Christopher Stansbury
executiveYes, that's right. Financially, it's de minimis. And again, we have an opportunity to drive cost reduction through simplifying our operations, which is the separate initiative that we've talked about to drive $1 billion of savings -- annual savings by the time we exit 2027. So that's capturing the efficiencies that we can get out of the network. As it relates to the transaction itself, it's got very little impact. It's really about keeping the assets, as Kate outlined in detail so that we can drive our strategy.
Operator
operatorAnd our final question comes from the line of Frank Louthan with Raymond James.
Frank Louthan
analystSo talk to us about how that cash is coming in? Is it just straight cash? I think you mentioned something about some adjustments to working capital. Is there any amount of it that's a CapEx reimbursement? And then kind of back to Jonathan's question, the sale leaseback on the rights of way. Can you walk us through the mechanics of how they're paying for that and how long that agreement is? And how much of the total consideration is going to that part of the deal?
Christopher Stansbury
executiveYes. We haven't broken the deal value down by its various pieces. The reality is it's part of the sale price, the purchase price. And so we don't -- we haven't ascribed to value that again. I think AT&T will move rapidly to get their own rights of way. And so there's no real reason for us to even, frankly, want to try to benefit from that. This is part of what we built, and we're going to help that business continue to grow until they get their own rights of way. So nothing there. Sorry, Frank, what was the beginning of the question?
Frank Louthan
analystWell, it was more about how the cash was set, the upfront consideration. Is it all cash? Or is some of it counted as CapEx or reimbursement or.
Christopher Stansbury
executiveThat's all cash for the footprint that will be acquired at closing. So again, we continue with the CapEx investments through this year to continue to drive the enablement target that we have. And the $5.75 billion is cash due to us at closing.
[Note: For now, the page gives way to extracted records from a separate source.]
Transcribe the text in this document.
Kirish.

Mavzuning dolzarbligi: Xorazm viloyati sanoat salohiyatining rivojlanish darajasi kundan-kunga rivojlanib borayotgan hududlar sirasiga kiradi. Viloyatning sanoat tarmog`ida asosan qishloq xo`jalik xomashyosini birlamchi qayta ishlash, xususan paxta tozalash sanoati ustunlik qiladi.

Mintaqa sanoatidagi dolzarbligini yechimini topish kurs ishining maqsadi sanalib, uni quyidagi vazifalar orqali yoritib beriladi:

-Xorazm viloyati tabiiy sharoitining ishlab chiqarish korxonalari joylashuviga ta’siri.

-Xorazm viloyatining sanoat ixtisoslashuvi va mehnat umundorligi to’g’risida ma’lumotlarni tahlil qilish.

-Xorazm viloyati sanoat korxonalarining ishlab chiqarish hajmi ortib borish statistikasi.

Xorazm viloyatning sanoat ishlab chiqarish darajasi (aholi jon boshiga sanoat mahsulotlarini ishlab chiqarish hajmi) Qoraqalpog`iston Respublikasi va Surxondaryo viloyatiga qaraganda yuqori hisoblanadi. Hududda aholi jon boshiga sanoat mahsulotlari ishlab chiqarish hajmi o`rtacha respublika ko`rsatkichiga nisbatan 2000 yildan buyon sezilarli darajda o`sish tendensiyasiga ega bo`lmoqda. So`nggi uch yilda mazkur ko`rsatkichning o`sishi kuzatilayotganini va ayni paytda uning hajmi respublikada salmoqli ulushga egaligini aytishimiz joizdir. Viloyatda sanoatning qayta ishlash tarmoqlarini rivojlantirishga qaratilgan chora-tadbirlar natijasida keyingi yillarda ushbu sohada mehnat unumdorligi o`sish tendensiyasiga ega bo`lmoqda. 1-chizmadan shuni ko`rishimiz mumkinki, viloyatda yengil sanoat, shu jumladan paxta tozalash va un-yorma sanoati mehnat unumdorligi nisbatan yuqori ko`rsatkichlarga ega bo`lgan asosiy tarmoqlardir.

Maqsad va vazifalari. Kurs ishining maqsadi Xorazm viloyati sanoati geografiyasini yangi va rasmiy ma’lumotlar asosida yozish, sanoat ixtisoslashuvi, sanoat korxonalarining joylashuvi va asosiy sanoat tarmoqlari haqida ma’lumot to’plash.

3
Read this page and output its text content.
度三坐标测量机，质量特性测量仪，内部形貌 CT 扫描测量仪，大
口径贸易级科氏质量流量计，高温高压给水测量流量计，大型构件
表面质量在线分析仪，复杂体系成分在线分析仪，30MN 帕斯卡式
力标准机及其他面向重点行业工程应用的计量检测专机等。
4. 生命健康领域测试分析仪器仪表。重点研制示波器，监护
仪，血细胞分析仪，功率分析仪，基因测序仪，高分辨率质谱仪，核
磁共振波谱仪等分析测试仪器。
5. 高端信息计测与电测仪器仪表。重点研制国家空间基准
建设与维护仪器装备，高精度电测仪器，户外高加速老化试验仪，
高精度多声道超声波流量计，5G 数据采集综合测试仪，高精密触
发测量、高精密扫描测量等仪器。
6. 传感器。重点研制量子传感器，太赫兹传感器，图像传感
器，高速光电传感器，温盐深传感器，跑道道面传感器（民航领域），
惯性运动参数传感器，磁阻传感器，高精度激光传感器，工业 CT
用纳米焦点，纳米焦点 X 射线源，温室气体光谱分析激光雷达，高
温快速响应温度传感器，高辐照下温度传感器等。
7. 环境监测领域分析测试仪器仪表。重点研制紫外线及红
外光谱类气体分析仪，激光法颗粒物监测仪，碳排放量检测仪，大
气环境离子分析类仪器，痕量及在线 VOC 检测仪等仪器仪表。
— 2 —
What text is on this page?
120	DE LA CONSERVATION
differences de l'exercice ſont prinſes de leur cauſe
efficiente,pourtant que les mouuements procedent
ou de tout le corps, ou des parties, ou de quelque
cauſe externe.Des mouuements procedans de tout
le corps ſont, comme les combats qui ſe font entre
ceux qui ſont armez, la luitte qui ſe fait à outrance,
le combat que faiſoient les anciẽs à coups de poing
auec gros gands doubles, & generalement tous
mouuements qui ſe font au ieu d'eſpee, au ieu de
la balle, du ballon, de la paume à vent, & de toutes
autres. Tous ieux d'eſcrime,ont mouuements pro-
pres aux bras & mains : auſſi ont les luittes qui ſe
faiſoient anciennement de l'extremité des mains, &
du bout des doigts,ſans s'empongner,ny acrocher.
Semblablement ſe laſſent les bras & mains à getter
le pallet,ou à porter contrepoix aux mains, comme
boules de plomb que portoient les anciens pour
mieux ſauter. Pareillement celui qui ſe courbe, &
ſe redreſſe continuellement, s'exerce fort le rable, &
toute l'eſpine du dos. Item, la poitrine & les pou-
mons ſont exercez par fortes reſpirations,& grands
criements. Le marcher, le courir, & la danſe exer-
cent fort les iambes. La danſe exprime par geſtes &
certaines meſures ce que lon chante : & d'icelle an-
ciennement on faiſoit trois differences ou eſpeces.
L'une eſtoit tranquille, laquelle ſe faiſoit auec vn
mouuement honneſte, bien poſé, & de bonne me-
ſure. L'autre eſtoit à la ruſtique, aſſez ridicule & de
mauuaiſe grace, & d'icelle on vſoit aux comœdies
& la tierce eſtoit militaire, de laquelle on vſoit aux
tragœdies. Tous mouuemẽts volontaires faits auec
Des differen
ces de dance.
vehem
Beyond closing, while we're still driving that build engine, we would be reimbursed for CapEx that goes into those enablements, separate from the $5.75 billion.
Operator
operatorAnd I will now turn the call back over to Kate for closing remarks.
Kathleen Johnson
executiveSo thank you so much, operator, and everyone, thanks for the great questions. We're very excited. It's a day for us that marks a new phase in our transformation. We have financial freedom. We've got the ability to strategically focus on enterprise and accelerate our innovation to bring new value to customers who need network more than ever to thrive in a multi-cloud AI world. So can't wait to share more at our Investor Day in the fall, and see you all soon. Thank you.
Operator
operatorThis concludes today's conference call. You may now disconnect.